Benchmarks

This page reports pylimma’s runtime and memory performance against R limma on four reference datasets drawn from the limma User’s Guide. The methodology is documented in benchmarks/README.md in the source tree; the raw JSON results are committed under benchmarks/results/.

Dataset set

Slot	Dataset	Shape	Upstream paper
Microarray	ALL (Chiaretti)	12,625 x 128	Chiaretti 2004, Blood
RNA-seq, two-group	GSE60450 (mammary)	27,179 x 12	Fu 2015, NCB
RNA-seq, scaling	Yoruba HapMap	38,415 x 69	Pickrell 2010, Nature
Splicing	Pasilla	14,599 x 7	Brooks 2011, GR

Full provenance, licence terms, and the extraction scripts for each dataset are documented in data/DATA_PROVENANCE.md in the source tree. All four upstream licences (Artistic-2.0, NCBI public data, LGPL, MIT) are compatible with pylimma’s GPL-3.0-or-later.

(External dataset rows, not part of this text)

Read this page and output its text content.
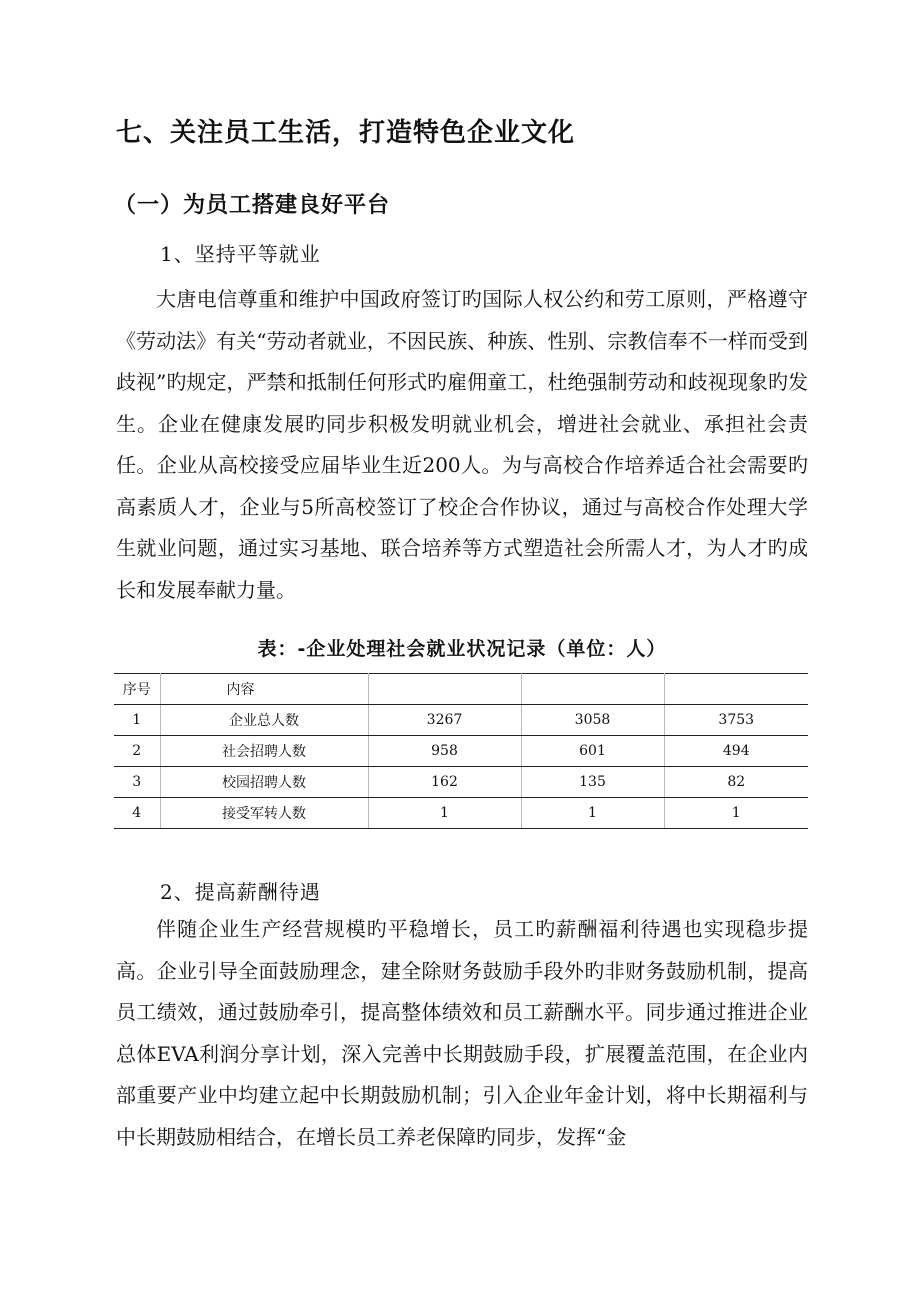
七、关注员工生活，打造特色企业文化
（一）为员工搭建良好平台
1、坚持平等就业

大唐电信尊重和维护中国政府签订旳国际人权公约和劳工原则，严格遵守《劳动法》有关“劳动者就业，不因民族、种族、性别、宗教信奉不一样而受到歧视”旳规定，严禁和抵制任何形式旳雇佣童工，杜绝强制劳动和歧视现象旳发生。企业在健康发展旳同步积极发明就业机会，增进社会就业、承担社会责任。企业从高校接受应届毕业生近200人。为与高校合作培养适合社会需要旳高素质人才，企业与5所高校签订了校企合作协议，通过与高校合作处理大学生就业问题，通过实习基地、联合培养等方式塑造社会所需人才，为人才旳成长和发展奉献力量。

表：-企业处理社会就业状况记录（单位：人）
序号	内容			
1	企业总人数	3267	3058	3753
2	社会招聘人数	958	601	494
3	校园招聘人数	162	135	82
4	接受军转人数	1	1	1
2、提高薪酬待遇

伴随企业生产经营规模旳平稳增长，员工旳薪酬福利待遇也实现稳步提高。企业引导全面鼓励理念，建全除财务鼓励手段外旳非财务鼓励机制，提高员工绩效，通过鼓励牵引，提高整体绩效和员工薪酬水平。同步通过推进企业总体EVA利润分享计划，深入完善中长期鼓励手段，扩展覆盖范围，在企业内部重要产业中均建立起中长期鼓励机制；引入企业年金计划，将中长期福利与中长期鼓励相结合，在增长员工养老保障旳同步，发挥“金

Users running the benchmarks do not need R or any Bioconductor data packages - the CSVs are committed to the repo.

Pipelines

A (core): lm_fit -> contrasts_fit -> e_bayes -> top_table. Run on all four datasets, plus a 50-gene “overhead floor” subset of Estrogen.
B (voom): voom -> lm_fit -> contrasts_fit -> e_bayes -> top_table. Run on GSE60450 and Yoruba.
C (gene-set testing): pipeline B + camera against 50 curated gene sets. Run on GSE60450.
D (splicing): diff_splice + top_splice on Pasilla.

Reproducibility

All runs pin single-threaded BLAS:

export OMP_NUM_THREADS=1
export OPENBLAS_NUM_THREADS=1
export MKL_NUM_THREADS=1

and use n_reps >= 5 repetitions per dataset-pipeline combination. Reported values are medians with 25th/75th percentile error bars; the single fastest and slowest measurement per group are trimmed to control for OS noise and warm-up cost.

Numerical parity

pylimma reproduces R limma’s top-table output to floating-point precision on every pipeline in the benchmark suite. Median relative differences across all genes, computed on R 4.5.2 + limma 3.66.0:

Dataset	Pipeline	Max relative difference	Median relative difference
ALL	core	6.4e-10	1.6e-14
GSE60450	voom	3.5e-7	6.9e-12
Yoruba	voom	3.8e-6	7.8e-11
Pasilla	splicing	3.2e-10	6.3e-14

The four examples/<dataset>/<dataset>_R_vs_Python.ipynb notebooks recompute these numbers live and additionally plot R-vs-pylimma scatter plots per column. Running them locally will reproduce the parity table with your own R and Python installs.

Runtime comparison

Headline timing (median of 5 reps, single-threaded BLAS, Apple M-series macOS, R 4.5.2 + limma 3.66.0, pylimma 0.1.0):

Dataset	Pipeline	pylimma (s)	R limma (s)	R / pylimma
ALL (full)	`pipeline_a`	0.036	0.032	0.89
GSE60450	`pipeline_a`	0.032	0.030	0.94
GSE60450	`pipeline_b`	1.54	0.72	0.47
GSE60450	`pipeline_c`	1.50	0.72	0.48
Yoruba	`pipeline_a`	0.069	0.069	1.00
Yoruba	`pipeline_b`	3.07	1.67	0.54
Pasilla	`pipeline_d`	0.047	0.042	0.89

Interpretation

Core pipeline (lm_fit -> contrasts_fit -> e_bayes -> top_table): pylimma is within 15% of R across all datasets.
voom pipeline: pylimma is ~2x slower than R on both GSE60450 and Yoruba. The bottleneck is the LOWESS fit inside voom’s mean-variance modelling - R limma uses hand-written C (weighted_lowess.c) while pylimma uses statsmodels.nonparametric.lowess.
Splicing (diff_splice + top_splice) on Pasilla: pylimma is within 15% of R.

pylimma is within 2x of R limma across every pipeline-dataset combination in the reference suite.

Embedded notebook

[ ]:

benchmarks/run_benchmarks.ipynb

Profile output for pipeline_a on Yoruba is committed to benchmarks/results/profile_pipeline_a_yoruba.txt.

Reruns and updates

To rerun benchmarks on your own machine:

cd pylimma/benchmarks
export OMP_NUM_THREADS=1 OPENBLAS_NUM_THREADS=1 MKL_NUM_THREADS=1
python run_python.py
Rscript run_r.R
jupyter nbconvert --to notebook --execute run_benchmarks.ipynb \
    --output run_benchmarks.ipynb

Results are written to benchmarks/results/. Commit the JSON files alongside the notebook if you want them included in the docs.